Thank goodness that it was not a domestic car company that slipped!

@Buy American or say Bye to America! - Ford is the only domestic that has stopped slipping - the other 2 are a work in progress.

I for one would welcome an ultralight duty unibody pickup. A 500 pound payload capacity would be ideal. I gave up my Frontier Crew 4x4 when gas hit $4.50+ in my area in exchange for a 4-cylinder Escape. I typically need to haul a dirtbike and occasional light building materials / garden items for the house. The Frontier handled this fine, the Escape requires a utility trailer, but I'm getting by. With a 30-mile commute, I need 25-30 MPG. I've often hoped for something like a mini Sport-Trac, about the size of the Escape, with a bed similarly sized to the Frontier Crew Cab.

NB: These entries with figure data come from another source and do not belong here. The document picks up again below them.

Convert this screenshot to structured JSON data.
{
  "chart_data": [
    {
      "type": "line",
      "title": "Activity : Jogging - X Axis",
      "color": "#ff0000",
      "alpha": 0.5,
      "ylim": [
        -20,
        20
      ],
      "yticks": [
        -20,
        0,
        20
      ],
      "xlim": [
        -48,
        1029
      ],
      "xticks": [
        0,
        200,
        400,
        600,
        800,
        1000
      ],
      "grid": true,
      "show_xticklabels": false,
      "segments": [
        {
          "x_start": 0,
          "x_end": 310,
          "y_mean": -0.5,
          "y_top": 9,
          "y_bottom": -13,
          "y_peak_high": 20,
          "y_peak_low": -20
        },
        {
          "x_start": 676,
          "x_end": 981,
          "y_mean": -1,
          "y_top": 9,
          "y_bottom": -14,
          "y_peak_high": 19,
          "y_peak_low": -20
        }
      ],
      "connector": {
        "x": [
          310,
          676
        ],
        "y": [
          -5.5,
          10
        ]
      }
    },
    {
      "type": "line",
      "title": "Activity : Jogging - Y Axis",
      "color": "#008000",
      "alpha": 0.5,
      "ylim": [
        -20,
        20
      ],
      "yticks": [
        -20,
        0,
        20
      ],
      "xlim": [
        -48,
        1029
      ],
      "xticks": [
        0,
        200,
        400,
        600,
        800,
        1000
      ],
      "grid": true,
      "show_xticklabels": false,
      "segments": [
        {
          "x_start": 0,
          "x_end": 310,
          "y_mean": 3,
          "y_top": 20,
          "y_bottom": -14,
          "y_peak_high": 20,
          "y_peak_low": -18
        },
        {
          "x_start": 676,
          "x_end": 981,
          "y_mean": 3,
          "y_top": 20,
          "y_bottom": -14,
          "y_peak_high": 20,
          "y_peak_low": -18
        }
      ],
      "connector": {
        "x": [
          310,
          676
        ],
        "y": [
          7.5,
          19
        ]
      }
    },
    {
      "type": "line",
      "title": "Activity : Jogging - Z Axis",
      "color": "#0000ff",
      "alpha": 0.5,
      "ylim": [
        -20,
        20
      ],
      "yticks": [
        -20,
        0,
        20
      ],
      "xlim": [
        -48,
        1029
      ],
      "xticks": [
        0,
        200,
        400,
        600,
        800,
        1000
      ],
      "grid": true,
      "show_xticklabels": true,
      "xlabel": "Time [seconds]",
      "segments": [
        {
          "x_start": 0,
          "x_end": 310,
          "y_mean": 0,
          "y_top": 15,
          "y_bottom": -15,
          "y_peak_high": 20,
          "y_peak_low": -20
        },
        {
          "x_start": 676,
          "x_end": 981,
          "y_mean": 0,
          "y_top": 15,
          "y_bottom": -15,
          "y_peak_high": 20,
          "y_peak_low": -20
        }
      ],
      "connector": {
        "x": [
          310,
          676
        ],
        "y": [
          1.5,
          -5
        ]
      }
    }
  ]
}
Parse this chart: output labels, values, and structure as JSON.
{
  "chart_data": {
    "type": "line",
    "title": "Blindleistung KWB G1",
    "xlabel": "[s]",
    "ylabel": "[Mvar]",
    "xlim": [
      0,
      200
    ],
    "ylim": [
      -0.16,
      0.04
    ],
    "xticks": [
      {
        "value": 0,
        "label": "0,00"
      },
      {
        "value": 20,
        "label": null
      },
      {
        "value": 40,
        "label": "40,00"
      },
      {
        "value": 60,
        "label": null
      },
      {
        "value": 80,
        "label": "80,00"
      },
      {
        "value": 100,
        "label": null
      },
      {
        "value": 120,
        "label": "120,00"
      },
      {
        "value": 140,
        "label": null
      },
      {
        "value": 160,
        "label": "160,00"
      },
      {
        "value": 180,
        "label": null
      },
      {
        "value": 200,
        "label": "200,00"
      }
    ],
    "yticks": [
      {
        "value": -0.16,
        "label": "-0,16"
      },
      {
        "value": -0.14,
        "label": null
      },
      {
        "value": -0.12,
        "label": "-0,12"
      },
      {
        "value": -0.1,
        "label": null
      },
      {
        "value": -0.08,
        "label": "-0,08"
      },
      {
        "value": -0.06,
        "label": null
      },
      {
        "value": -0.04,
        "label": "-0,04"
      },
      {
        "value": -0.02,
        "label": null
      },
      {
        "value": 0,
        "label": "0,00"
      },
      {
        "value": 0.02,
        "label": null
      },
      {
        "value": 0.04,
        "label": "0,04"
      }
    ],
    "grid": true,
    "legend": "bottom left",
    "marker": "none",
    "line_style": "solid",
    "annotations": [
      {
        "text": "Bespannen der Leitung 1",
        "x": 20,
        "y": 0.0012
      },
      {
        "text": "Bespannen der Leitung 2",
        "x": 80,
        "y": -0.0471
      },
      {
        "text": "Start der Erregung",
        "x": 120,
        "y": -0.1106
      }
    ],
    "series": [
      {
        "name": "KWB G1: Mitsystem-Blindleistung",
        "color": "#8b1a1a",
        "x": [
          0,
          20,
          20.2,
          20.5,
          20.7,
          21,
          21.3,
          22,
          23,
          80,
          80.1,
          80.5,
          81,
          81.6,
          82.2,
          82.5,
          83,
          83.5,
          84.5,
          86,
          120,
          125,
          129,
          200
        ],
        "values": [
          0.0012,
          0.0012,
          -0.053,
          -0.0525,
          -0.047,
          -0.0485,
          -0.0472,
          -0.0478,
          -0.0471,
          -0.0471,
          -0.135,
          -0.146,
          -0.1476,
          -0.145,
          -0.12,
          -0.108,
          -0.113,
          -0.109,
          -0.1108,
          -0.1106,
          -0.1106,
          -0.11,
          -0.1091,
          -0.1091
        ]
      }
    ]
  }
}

Um, NO. Make that HELL NO!! I’ve been driving a small Toyota truck since 1983. Started with a 1973, then a 1984 regular cab short-bed, 1986 xtra cab long bed (pig) 1985 one ton which I had until 2006. Currently have a 2002 regular cab that weighs 2800 pounds. I actually paid MORE for it (due to a higher interest rate on a used vehicle) in 2005 than I would have for a brand new 3200 pound 2005 model. Why? the 400 pounds of extra weight and bigger everwhere dimensions. Also the 2005+ is butt ugly.

So I have a light-weight REAR WHEEL DRIVE vehicle with 104″ wheelbase and manual trans which when unloaded drives like a sports car, but can also tow a 1500 pound round bale of hay, can haul everything I need it to, and can chase critters around (off road) on a 250 acres ranch. Also when I want it too it can get 28MPG.

How is this Clown-Camino thingy even in the same universe? If this is really going to be the future of the small truck I think I had best go find another 01-04 model with low miles and store it in the garage for when my 2002 wears out in 10-15 years.